Self’s exploration of the nature of drugs was on the agenda again when we met him in 2004, following the publication of his collection of short stories, Doctor Mukti and Other Tales Of Woe. This time however, he was confronting the psycho-pharmacology dominance within the health industry.
Advertisement
“We put these people (psychologies and therapists) on a pedestal,” he told us. Take a phenomenon like Attention Deficit Disorder. Now I’m not saying it doesn’t exist in one way, shape or form, but it’s a wave that spreads east across to us from the States, you have thousands if not tens or hundreds of thousands of kids taking Ritalin who may just be rather bouncy kids, and it’s a diagnosis that falls disproportionately on socio-economically disadvantaged families.
“You’re much less likely to be ADD if you’re in a good income bracket because your parents will get you out in the fresh air more. So what you have here is a kind of collusion between a society that wishes to see itself as mentally ill, or possessed of personality disorders, and the psychiatrists are like guys who’ve got a quick-fit exhaust centre, and suddenly everybody says, ‘I need a new exhaust’.”
Fast-forward to 2012, when a more mature Self embarked on an ambitious stylistic shift with Booker-nominated novel Umbrella.
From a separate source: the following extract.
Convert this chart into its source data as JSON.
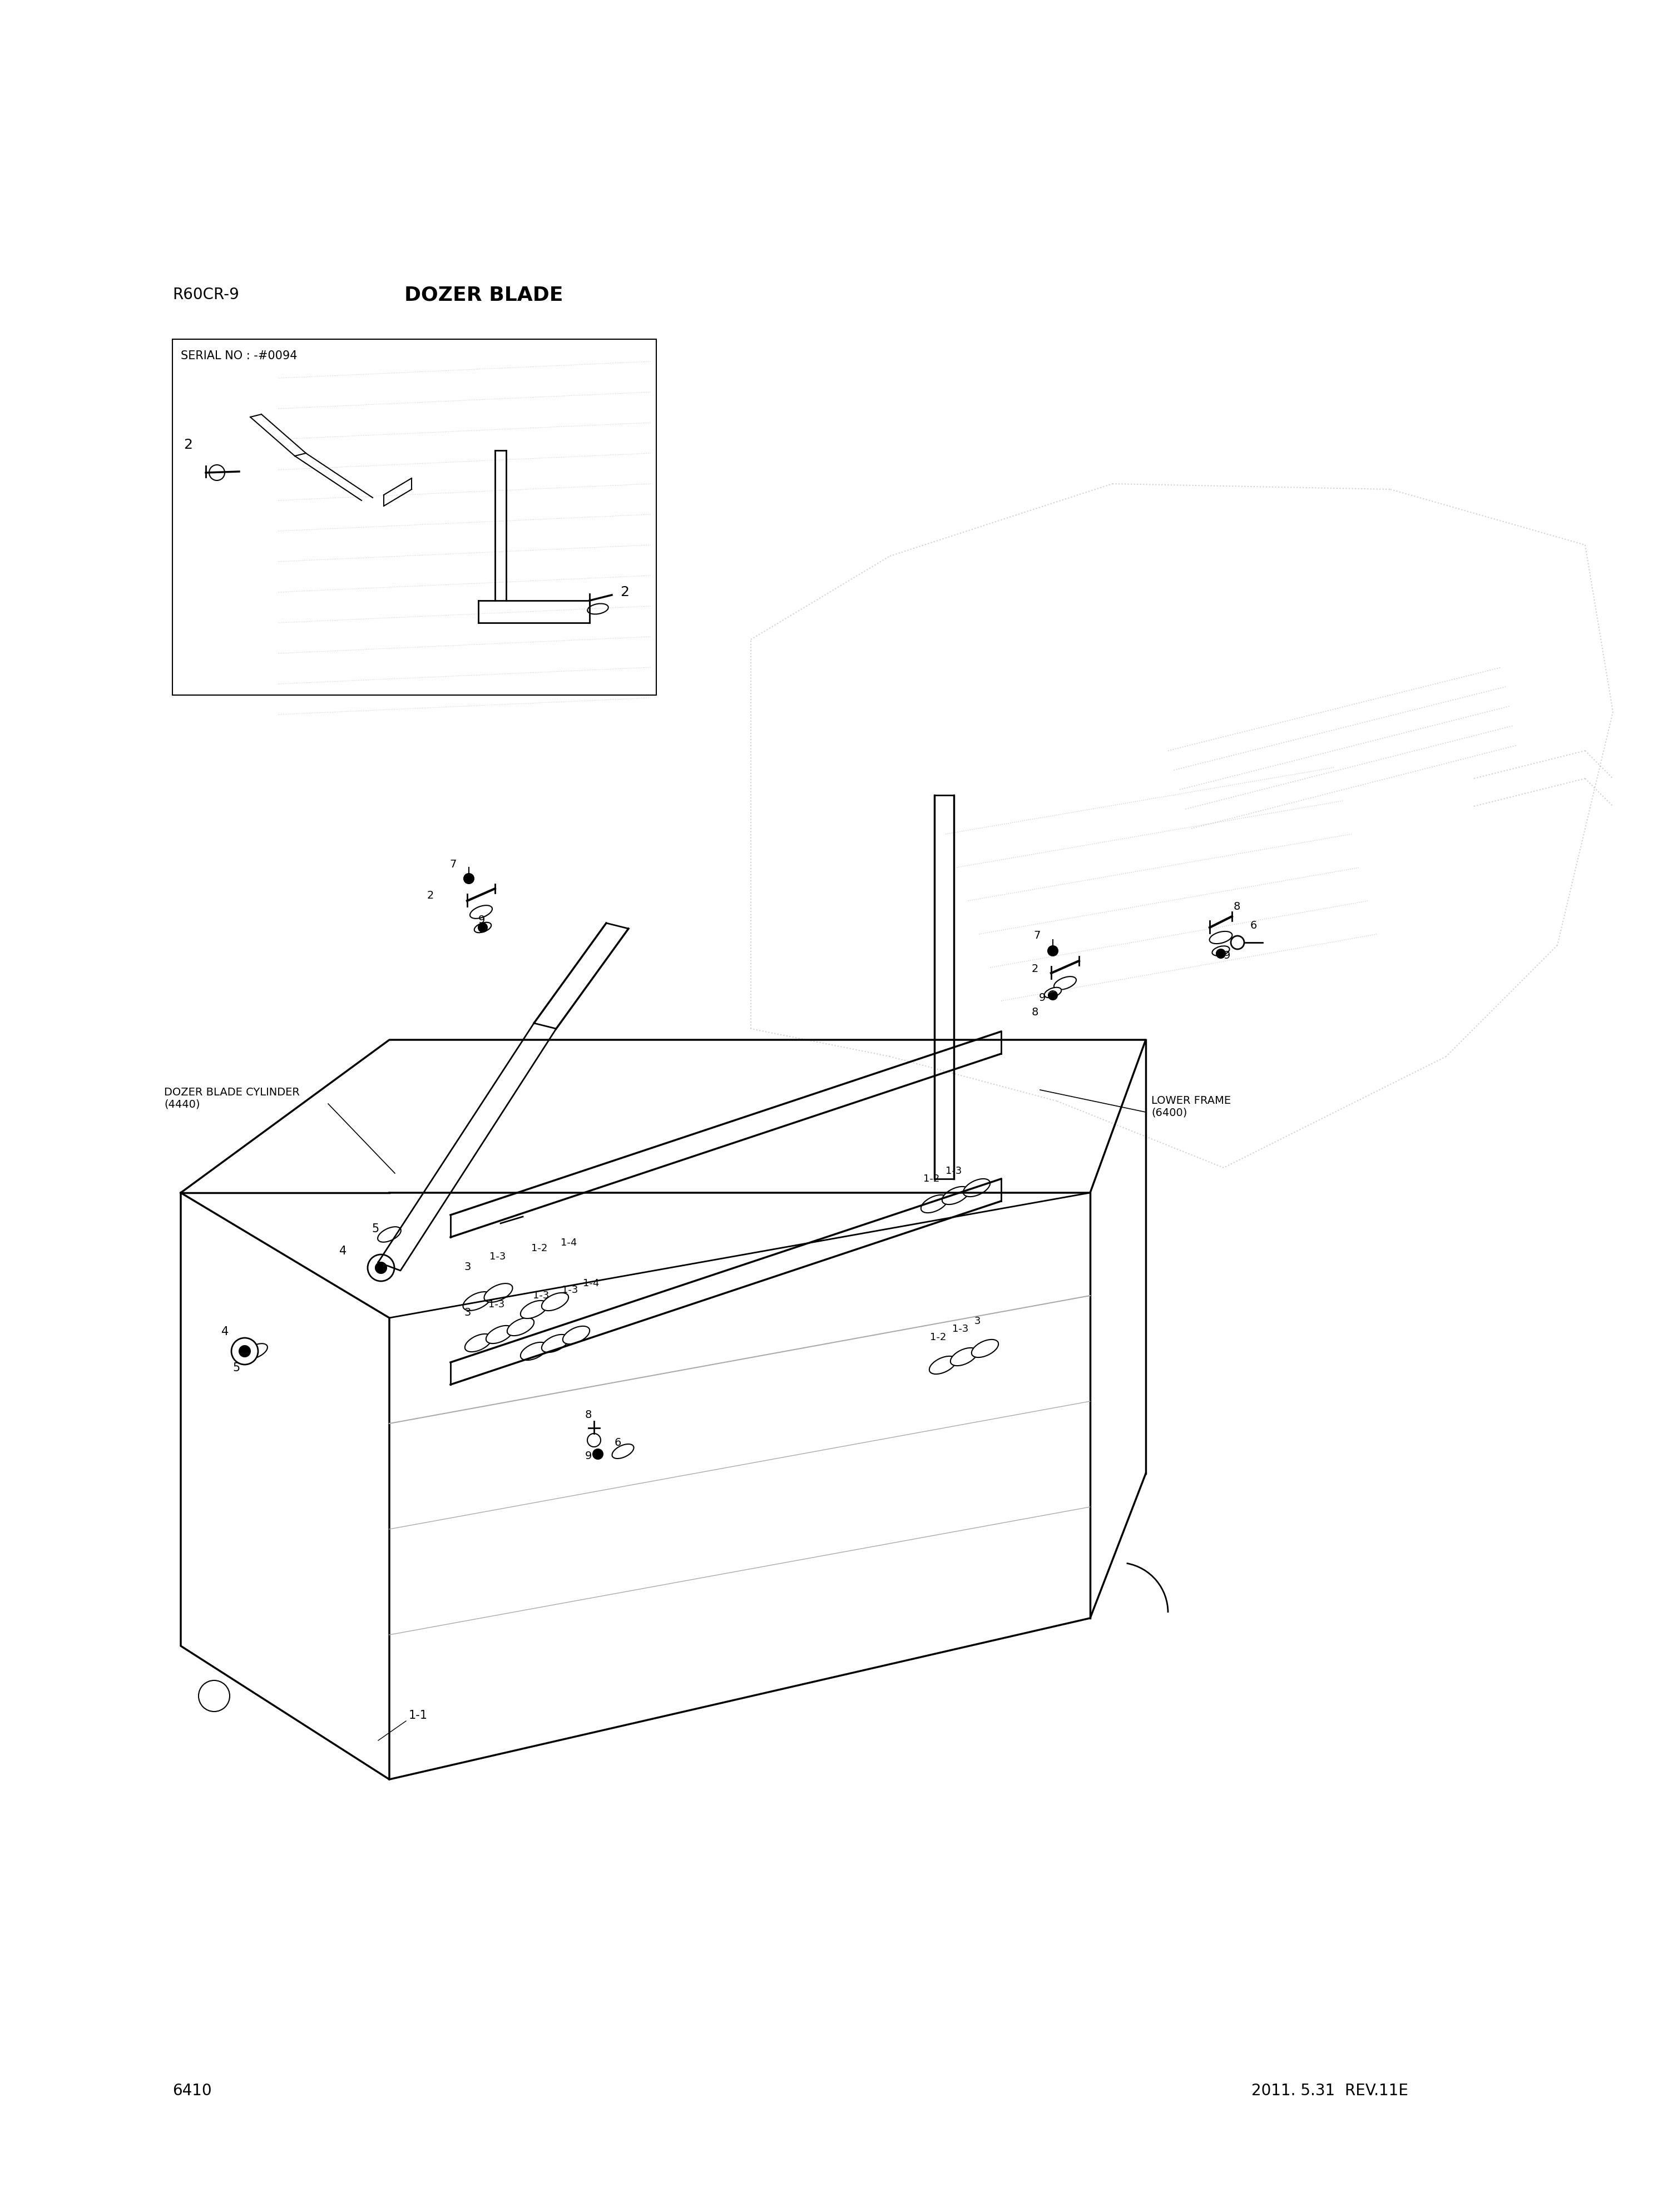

It was a work which embraced a stream-of-consciousness style, which led to a difficult, but rewarding, end result.
“At times you don’t know if someone is describing a thought or an action. But stream of consciousness feels like the only honest way to write,” he said.
“Right now we’re sitting here in this hotel and talking. You are not sitting and looking at yourself reflexively. You don’t experience your life like a story. This phase of his career spawned a further two novels, Shark and Phone, which formed part of a compelling modernist trilogy and ended in 2017. Since then, Self has continued to write and work extensively.
In recent months, he has recorded short stories for the BBC Radio 4, written about his experiences with LSD, hosted illuminating live discussion panels – where he addresses topics such as Brexit, Trump, the rise of populism and the EU – and spoken about the disarray of the left-wing in our society when compared to the rise of the far right. Whatever’s on the agenda for his appearance at All Together Now festival, you can be sure he’ll bring all of his forthright personality, caustic wit and searing intelligence with him… Not to me missed.